Ruby chocolate crunch
A very crunchy confectionery with a rich, fruity flavour. Ruby chocolate is a completely new and intriguing chocolate flavour and colour that is made from ruby cocoa beans without the addition of food colourings or fruit flavours. It is totally natural. Although the pink colour disappears with this preparation, the fruity flavour remains!
Makes 1500g.
Allergens & dietary requirements
- Lactose
- Cow's milk
- Soy
- Vegetarian
Ingredients
- 800 g water
- 200 g granulated sugar
- 200 g isomalt
- 60 g Sosa gelcrem thickening agent
- 400 g ruby chocolate
Preparation method
- Put the water, granulated sugar, isomalt, and gelcrem in the mixing bowl of a thermoblender.

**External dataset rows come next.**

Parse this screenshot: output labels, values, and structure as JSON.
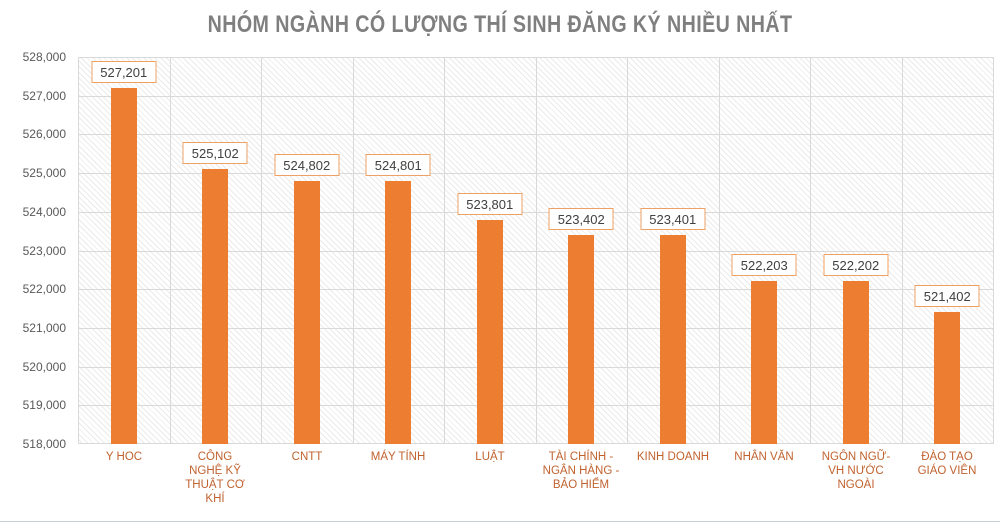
{
  "title": "NHÓM NGÀNH CÓ LƯỢNG THÍ SINH ĐĂNG KÝ NHIỀU NHẤT",
  "chart_data": {
    "type": "bar",
    "title": "NHÓM NGÀNH CÓ LƯỢNG THÍ SINH ĐĂNG KÝ NHIỀU NHẤT",
    "categories": [
      "Y HOC",
      "CÔNG NGHỆ KỸ THUẬT CƠ KHÍ",
      "CNTT",
      "MÁY TÍNH",
      "LUẬT",
      "TÀI CHÍNH - NGÂN HÀNG - BẢO HIỂM",
      "KINH DOANH",
      "NHÂN VĂN",
      "NGÔN NGỮ- VH NƯỚC NGOÀI",
      "ĐÀO TẠO GIÁO VIÊN"
    ],
    "category_lines": [
      [
        "Y HOC"
      ],
      [
        "CÔNG",
        "NGHỆ KỸ",
        "THUẬT CƠ",
        "KHÍ"
      ],
      [
        "CNTT"
      ],
      [
        "MÁY TÍNH"
      ],
      [
        "LUẬT"
      ],
      [
        "TÀI CHÍNH -",
        "NGÂN HÀNG -",
        "BẢO HIỂM"
      ],
      [
        "KINH DOANH"
      ],
      [
        "NHÂN VĂN"
      ],
      [
        "NGÔN NGỮ-",
        "VH NƯỚC",
        "NGOÀI"
      ],
      [
        "ĐÀO TẠO",
        "GIÁO VIÊN"
      ]
    ],
    "values": [
      527201,
      525102,
      524802,
      524801,
      523801,
      523402,
      523401,
      522203,
      522202,
      521402
    ],
    "value_labels": [
      "527,201",
      "525,102",
      "524,802",
      "524,801",
      "523,801",
      "523,402",
      "523,401",
      "522,203",
      "522,202",
      "521,402"
    ],
    "xlabel": "",
    "ylabel": "",
    "ylim": [
      518000,
      528000
    ],
    "ytick_step": 1000,
    "ytick_labels": [
      "518,000",
      "519,000",
      "520,000",
      "521,000",
      "522,000",
      "523,000",
      "524,000",
      "525,000",
      "526,000",
      "527,000",
      "528,000"
    ],
    "grid": true,
    "legend": false
  },
  "colors": {
    "bar": "#ED7D31",
    "value_label_border": "#EDA263",
    "value_label_text": "#404040",
    "category_text": "#C0622F",
    "title_text": "#7F7F7F",
    "axis_text": "#595959",
    "gridline": "#D9D9D9",
    "bottom_border": "#C9CFDA"
  }
}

- Then blend for 30 minutes at 80°C until the mixture is smooth.
- Leave to cool for 5 minutes before mixing in the ruby chocolate.
- Leave to rest outside the refrigerator for 24 hours.
- Spread out the mixture thinly on a baking tray covered with a silicone mat.
- Place in an oven at 140°C with the fan set to 2 for 30 minutes.
- Keep the mixture warm under a heat lamp.
- Make thin chocolate caramel by pulling off pieces of the confectionery mixture with your thumb and index finger while wearing kitchen gloves. Make sure the pieces are as thin as possible.
- Store in an air-tight container with silicone granules.
Serving suggestions
- Combines well with components of beetroot, raspberry, and balsamic vinegar.
- Perfect with strawberry, lemon, and olive.
- Delicious in a dish with components of macadamia nut, redcurrant, and woodruff.